ExxonMobil takes Bass Strait off the market

Dec. 7, 2020

ExxonMobil has abandoned the sale of its Bass Strait assets in Victoria after responses from potential buyers did not match the global major’s expectations.

The company’s 50% interest in multiple producing oil and gas fields along with shore-based production plants and infrastructure was put on the market in September 2019.

The company said at the time that it would be testing market interest for a number of its assets worldwide, including its operated producing assets in Australia, as part of an ongoing evaluation of its portfolio. It stressed that no agreements had been reached, no buyer identified, and no targeted price tag revealed.

Analysts speculated that one of the possible deterrents for prospective buyers might be the looming liabilities for decommissioning some or all of the aging fields. The company, in partnership with BHP, has been producing from Bass Strait for 50 years.

The major oil discoveries were made in the latter half of the 1960s into the early 1970s which catapulted Australia into oil self-sufficiency within a few years of being brought on stream.

Discoveries also included sizeable gas reserves which transformed Victoria from coal gas to natural gas as an energy source.

The fields, however, are now in steep decline.
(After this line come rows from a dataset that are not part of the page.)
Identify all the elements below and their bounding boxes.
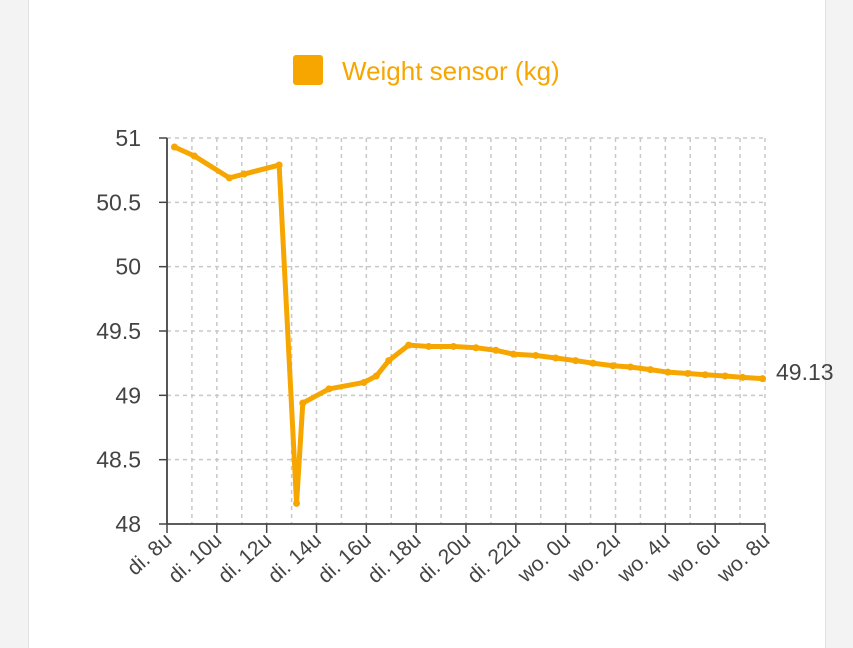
data-point[interactable] xyxy=(325,385,333,393)
data-point[interactable] xyxy=(360,378,368,386)
grid xyxy=(167,137,766,524)
data-point[interactable] xyxy=(372,372,380,380)
data-point[interactable] xyxy=(609,362,617,370)
data-point[interactable] xyxy=(509,350,517,358)
data-point[interactable] xyxy=(646,366,654,374)
y-tick-label: 50 xyxy=(115,254,141,280)
x-tick-label: di. 10u xyxy=(164,529,226,588)
legend-swatch xyxy=(293,55,323,85)
data-point[interactable] xyxy=(425,342,433,350)
x-tick-label: wo. 8u xyxy=(712,529,774,588)
data-point[interactable] xyxy=(405,341,413,349)
last-value-label: 49.13 xyxy=(776,359,834,385)
data-point[interactable] xyxy=(721,372,729,380)
y-tick-label: 48.5 xyxy=(96,447,141,473)
chart-card xyxy=(28,0,826,648)
data-point[interactable] xyxy=(701,371,709,379)
y-tick-label: 49.5 xyxy=(96,318,141,344)
x-tick-label: di. 20u xyxy=(413,529,475,588)
x-tick-label: wo. 6u xyxy=(662,529,724,588)
legend[interactable]: Weight sensor (kg) xyxy=(293,55,560,86)
x-tick-label: di. 12u xyxy=(214,529,276,588)
y-tick-label: 50.5 xyxy=(96,189,141,215)
data-point[interactable] xyxy=(240,170,248,178)
data-point[interactable] xyxy=(472,344,480,352)
data-point[interactable] xyxy=(532,351,540,359)
data-point[interactable] xyxy=(759,375,767,383)
data-point[interactable] xyxy=(492,346,500,354)
x-tick-label: wo. 2u xyxy=(563,529,625,588)
y-tick-label: 49 xyxy=(115,382,141,408)
data-point[interactable] xyxy=(739,373,747,381)
data-point[interactable] xyxy=(572,357,580,365)
axes xyxy=(159,137,766,533)
data-point[interactable] xyxy=(275,161,283,169)
data-point[interactable] xyxy=(293,499,301,507)
data-point[interactable] xyxy=(299,399,307,407)
data-series[interactable] xyxy=(170,143,767,507)
x-tick-label: di. 22u xyxy=(463,529,525,588)
data-point[interactable] xyxy=(450,342,458,350)
series-line[interactable] xyxy=(171,144,766,506)
data-point[interactable] xyxy=(664,368,672,376)
x-tick-label: di. 14u xyxy=(264,529,326,588)
x-tick-label: di. 16u xyxy=(313,529,375,588)
x-tick-label: wo. 4u xyxy=(613,529,675,588)
legend-label: Weight sensor (kg) xyxy=(342,56,560,86)
data-point[interactable] xyxy=(552,354,560,362)
x-tick-label: wo. 0u xyxy=(513,529,575,588)
y-tick-label: 51 xyxy=(115,125,141,151)
data-point[interactable] xyxy=(589,359,597,367)
data-point[interactable] xyxy=(385,357,393,365)
x-tick-label: di. 18u xyxy=(363,529,425,588)
data-point[interactable] xyxy=(225,174,233,182)
y-tick-label: 48 xyxy=(115,511,141,537)
data-point[interactable] xyxy=(190,152,198,160)
y-axis-ticks: 51 50.5 50 49.5 49 48.5 48 xyxy=(96,125,141,537)
data-point[interactable] xyxy=(626,363,634,371)
data-point[interactable] xyxy=(170,143,178,151)
data-point[interactable] xyxy=(684,369,692,377)
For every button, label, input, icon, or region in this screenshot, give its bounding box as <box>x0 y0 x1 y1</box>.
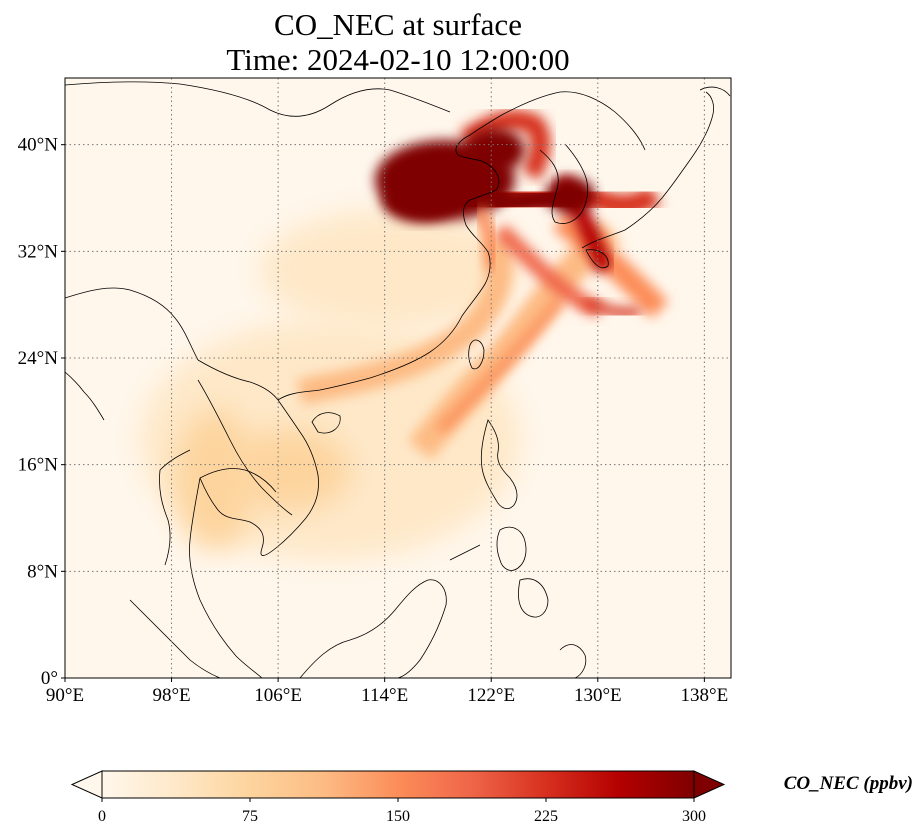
lon-tick-label: 130°E <box>574 685 622 706</box>
border-myanmar-thailand <box>159 449 191 471</box>
lon-tick-label: 138°E <box>681 685 729 706</box>
coastline-hokkaido <box>699 86 731 97</box>
coastline-taiwan <box>468 339 485 370</box>
haze-thailand <box>175 410 255 550</box>
lon-tick-label: 98°E <box>152 685 190 706</box>
haze-central-china <box>260 210 520 330</box>
lat-tick-label: 8°N <box>27 561 58 582</box>
coastline-mindanao <box>518 578 549 618</box>
lat-tick-label: 24°N <box>18 348 59 369</box>
coastline-visayas <box>496 526 527 571</box>
coastlines-borders <box>65 81 731 678</box>
coastline-luzon <box>480 419 518 510</box>
coastline-sulawesi <box>559 644 587 678</box>
map-frame <box>64 77 732 679</box>
plume-pacific <box>552 210 669 319</box>
coastline-palawan <box>449 544 481 561</box>
colorbar-gradient <box>102 771 694 798</box>
colorbar-ticks: 0 75 150 225 300 <box>98 798 706 825</box>
coastline-myanmar <box>159 469 171 566</box>
lat-tick-label: 16°N <box>18 455 59 476</box>
coastline-indochina <box>199 399 319 556</box>
coastline-kyushu <box>585 249 609 269</box>
colorbar: 0 75 150 225 300 CO_NEC (ppbv) <box>70 770 913 825</box>
plume-north-china-west <box>382 178 458 222</box>
colorbar-tick-label: 225 <box>534 808 558 825</box>
map-subtitle-time: Time: 2024-02-10 12:00:00 <box>226 42 570 77</box>
border-northeast <box>499 91 646 151</box>
coastline-japan-honshu <box>581 91 714 249</box>
border-mongolia-china <box>65 81 451 117</box>
colorbar-extend-max <box>693 770 726 799</box>
plume-kyushu <box>582 295 641 318</box>
lon-tick-label: 90°E <box>46 685 84 706</box>
gridlines <box>65 78 731 678</box>
plume-east-china-sea-core <box>436 296 564 434</box>
colorbar-tick-label: 300 <box>682 808 706 825</box>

Commenting on the withdrawal of sale notice, an ExxonMobil spokesperson said Nov. 27: “We believe the Gippsland basin and the Kipper (gas field) unit (in which ExxonMobil has 32.5% interest) are more valuable as part of our portfolio and we will continue to operate rather than divest.”

The company’s 50% partner BHP is still planning to sell after confirming in August that it too was looking to “withdraw from all its later-life assets, including Bass Strait, and turn its focus on higher value assets” (OGJ Online, Aug. 18, 2020).

BHP said Nov. 27 that it was continuing to assess its divestment plans for Bass Strait despite ExxonMobil’s abandonment of the sale process. In the meantime, the company plans to continue working with ExxonMobil to deliver gas and liquids to customers. It also stressed that the Bass Strait operations would continue as normal throughout sale efforts.

BHP originally took up the permits in the early 1960s, bringing in Esso Exploration (ExxonMobil) to be equal 50% interest holder and operator. Total value of the Gippsland basin joint venture was estimated by analysts to be $6-7 billion (Aus.).